During the day, Marginopora vertebralis obtains nutrients from the symbiotic zooxanthellae. At night, it moves to a new location and attaches itself to the substrate. It feeds on the diatoms, microalgae and fragments of organic detritus that are within reach of its pseudopodia, absorbing them by phagocytosis. When it moves on, it leaves behind a small, mucous pellet of indigestible material.
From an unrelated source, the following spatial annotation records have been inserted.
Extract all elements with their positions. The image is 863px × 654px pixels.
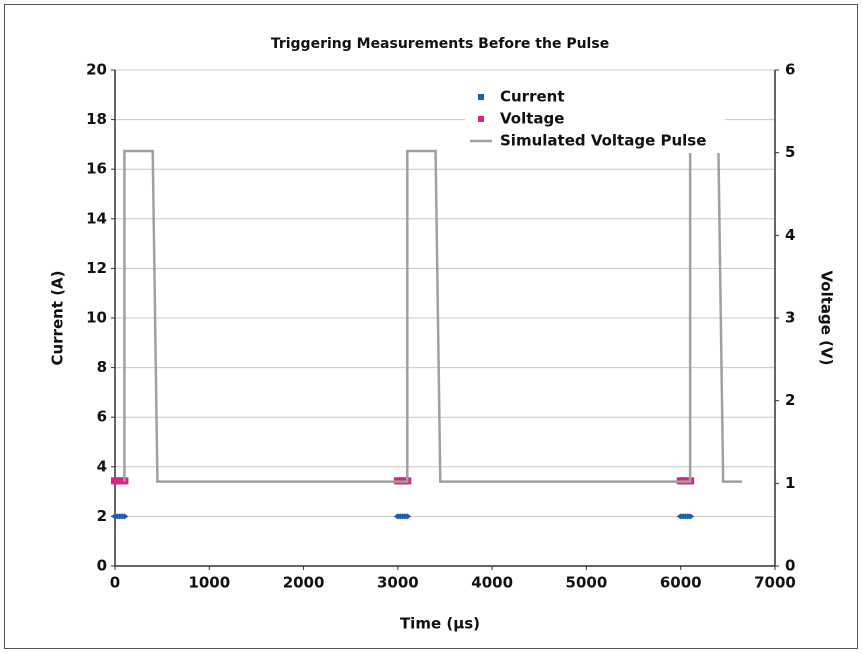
legend-swatch [478, 116, 484, 122]
current-point [120, 513, 129, 520]
y-tick-label: 16 [86, 160, 107, 178]
y-axis-label: Current (A) [49, 270, 67, 365]
y2-tick-label: 4 [785, 226, 795, 244]
legend-label: Voltage [500, 110, 564, 128]
y-tick-label: 10 [86, 309, 107, 327]
y2-tick-label: 3 [785, 309, 795, 327]
y2-tick-label: 0 [785, 557, 795, 575]
y-tick-label: 8 [97, 358, 107, 376]
y2-axis-label: Voltage (V) [818, 271, 836, 366]
x-tick-label: 1000 [188, 574, 230, 592]
y-tick-label: 0 [97, 557, 107, 575]
x-tick-label: 5000 [566, 574, 608, 592]
legend-label: Current [500, 88, 565, 106]
x-tick-label: 2000 [283, 574, 325, 592]
chart-title: Triggering Measurements Before the Pulse [271, 36, 609, 52]
legend-label: Simulated Voltage Pulse [500, 132, 706, 150]
x-tick-label: 7000 [754, 574, 796, 592]
current-point [686, 513, 695, 520]
y-tick-label: 4 [97, 457, 107, 475]
y-tick-label: 18 [86, 110, 107, 128]
x-tick-label: 4000 [471, 574, 513, 592]
y-tick-label: 12 [86, 259, 107, 277]
y-tick-label: 2 [97, 507, 107, 525]
y2-tick-label: 2 [785, 391, 795, 409]
y-tick-label: 20 [86, 61, 107, 79]
y-tick-label: 14 [86, 209, 107, 227]
legend-swatch [478, 94, 484, 100]
x-tick-label: 0 [110, 574, 120, 592]
y2-tick-label: 5 [785, 143, 795, 161]
legend: Current Voltage Simulated Voltage Pulse [465, 85, 725, 153]
frame [4, 4, 858, 649]
y2-tick-label: 6 [785, 61, 795, 79]
current-point [403, 513, 412, 520]
y2-tick-label: 1 [785, 474, 795, 492]
y-tick-label: 6 [97, 408, 107, 426]
x-tick-label: 6000 [660, 574, 702, 592]
legend-box [465, 85, 725, 153]
x-tick-label: 3000 [377, 574, 419, 592]
x-axis-label: Time (µs) [400, 615, 480, 633]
Marginopora vertebralis exhibits an alternation between haploid and diploid generations, and there may be several instances of asexual reproduction between the sexual generations. Whether produced by sexual or asexual means, the embryos are stored in the marginal compartments. In a surprisingly complex behaviour for a single-celled lifeform, the disc is partially lifted off the substrate by the pseudopodia, and raised into an upward position balanced on its edge; it is held in this position for up to two days while the peripheral compartments break apart, releasing the embryos. Having dispersed a short way, the embryos settle on the substrate and begin to secrete embryonic tests.
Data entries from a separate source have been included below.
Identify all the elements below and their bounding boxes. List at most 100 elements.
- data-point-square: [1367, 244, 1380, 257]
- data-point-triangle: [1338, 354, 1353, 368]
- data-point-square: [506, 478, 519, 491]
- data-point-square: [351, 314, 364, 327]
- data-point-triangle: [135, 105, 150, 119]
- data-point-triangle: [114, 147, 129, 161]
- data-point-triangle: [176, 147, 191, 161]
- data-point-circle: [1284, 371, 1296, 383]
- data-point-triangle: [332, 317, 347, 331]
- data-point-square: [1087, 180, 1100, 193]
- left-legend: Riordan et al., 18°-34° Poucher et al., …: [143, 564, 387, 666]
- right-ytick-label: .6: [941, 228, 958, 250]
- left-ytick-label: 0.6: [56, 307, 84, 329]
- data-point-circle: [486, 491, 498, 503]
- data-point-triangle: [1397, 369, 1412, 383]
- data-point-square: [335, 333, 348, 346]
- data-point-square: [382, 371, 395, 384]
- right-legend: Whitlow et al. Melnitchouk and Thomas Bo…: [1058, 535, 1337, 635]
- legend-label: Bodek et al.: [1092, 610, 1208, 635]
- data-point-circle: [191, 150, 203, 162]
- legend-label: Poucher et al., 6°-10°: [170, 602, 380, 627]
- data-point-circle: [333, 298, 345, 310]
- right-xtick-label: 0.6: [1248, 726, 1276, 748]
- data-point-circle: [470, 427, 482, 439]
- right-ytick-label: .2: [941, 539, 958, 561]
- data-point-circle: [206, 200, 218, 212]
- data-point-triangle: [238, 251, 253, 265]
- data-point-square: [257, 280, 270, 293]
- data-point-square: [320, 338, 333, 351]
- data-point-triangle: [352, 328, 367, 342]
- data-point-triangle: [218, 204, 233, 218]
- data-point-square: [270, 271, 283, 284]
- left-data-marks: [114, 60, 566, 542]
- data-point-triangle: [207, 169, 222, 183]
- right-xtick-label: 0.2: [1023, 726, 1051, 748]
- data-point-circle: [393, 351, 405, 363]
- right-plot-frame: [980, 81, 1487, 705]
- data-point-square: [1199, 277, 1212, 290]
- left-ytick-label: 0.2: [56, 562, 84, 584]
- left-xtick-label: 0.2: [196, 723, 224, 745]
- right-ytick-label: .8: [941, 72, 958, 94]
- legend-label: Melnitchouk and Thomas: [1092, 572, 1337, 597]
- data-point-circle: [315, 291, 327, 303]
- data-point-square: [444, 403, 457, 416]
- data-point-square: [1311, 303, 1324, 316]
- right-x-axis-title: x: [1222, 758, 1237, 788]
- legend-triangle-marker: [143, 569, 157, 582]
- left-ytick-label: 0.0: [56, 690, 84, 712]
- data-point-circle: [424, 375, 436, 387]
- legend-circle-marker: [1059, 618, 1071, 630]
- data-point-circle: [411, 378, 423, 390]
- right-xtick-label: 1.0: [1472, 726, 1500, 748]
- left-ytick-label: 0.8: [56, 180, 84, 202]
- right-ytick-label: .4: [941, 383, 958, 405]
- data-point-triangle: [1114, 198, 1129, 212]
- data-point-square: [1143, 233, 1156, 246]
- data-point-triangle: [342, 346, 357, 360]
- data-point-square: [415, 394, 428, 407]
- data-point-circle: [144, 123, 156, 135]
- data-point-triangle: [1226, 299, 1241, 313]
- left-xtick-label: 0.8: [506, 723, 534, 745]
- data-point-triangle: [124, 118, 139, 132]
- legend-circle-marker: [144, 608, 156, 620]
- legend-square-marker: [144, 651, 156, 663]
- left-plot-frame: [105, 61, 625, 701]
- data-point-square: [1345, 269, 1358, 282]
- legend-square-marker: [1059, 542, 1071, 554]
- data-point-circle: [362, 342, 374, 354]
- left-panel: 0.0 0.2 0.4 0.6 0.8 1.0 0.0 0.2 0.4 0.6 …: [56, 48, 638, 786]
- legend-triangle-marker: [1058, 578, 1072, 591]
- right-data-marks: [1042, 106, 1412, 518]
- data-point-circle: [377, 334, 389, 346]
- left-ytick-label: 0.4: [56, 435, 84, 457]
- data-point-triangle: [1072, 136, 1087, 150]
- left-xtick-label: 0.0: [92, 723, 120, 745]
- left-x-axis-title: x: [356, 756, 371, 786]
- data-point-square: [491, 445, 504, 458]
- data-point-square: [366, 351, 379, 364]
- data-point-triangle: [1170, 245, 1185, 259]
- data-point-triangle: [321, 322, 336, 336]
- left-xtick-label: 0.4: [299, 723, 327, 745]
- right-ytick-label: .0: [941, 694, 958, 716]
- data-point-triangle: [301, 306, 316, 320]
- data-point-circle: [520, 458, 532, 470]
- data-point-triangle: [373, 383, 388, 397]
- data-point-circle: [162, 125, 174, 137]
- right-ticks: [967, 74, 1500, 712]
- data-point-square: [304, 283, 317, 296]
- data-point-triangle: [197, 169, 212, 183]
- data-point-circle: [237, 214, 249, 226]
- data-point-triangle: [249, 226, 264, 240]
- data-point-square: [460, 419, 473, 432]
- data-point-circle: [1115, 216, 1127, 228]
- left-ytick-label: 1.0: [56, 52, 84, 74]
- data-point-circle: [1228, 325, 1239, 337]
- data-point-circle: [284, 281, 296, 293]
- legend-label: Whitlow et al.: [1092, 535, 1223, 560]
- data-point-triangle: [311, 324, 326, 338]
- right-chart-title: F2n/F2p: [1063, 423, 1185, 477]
Marginopora vertebralis is eaten by invertebrates such as sea urchins, molluscs, flatworms and shrimps, but the main predators are sea cucumbers which churn up and ingest the sand on the seabed. When fish graze on the algae and sea grasses to which the foraminiferan is attached, they usually pass through the gut unaffected. The tests are hard-wearing and durable and M. vertebralis may live for two or three years.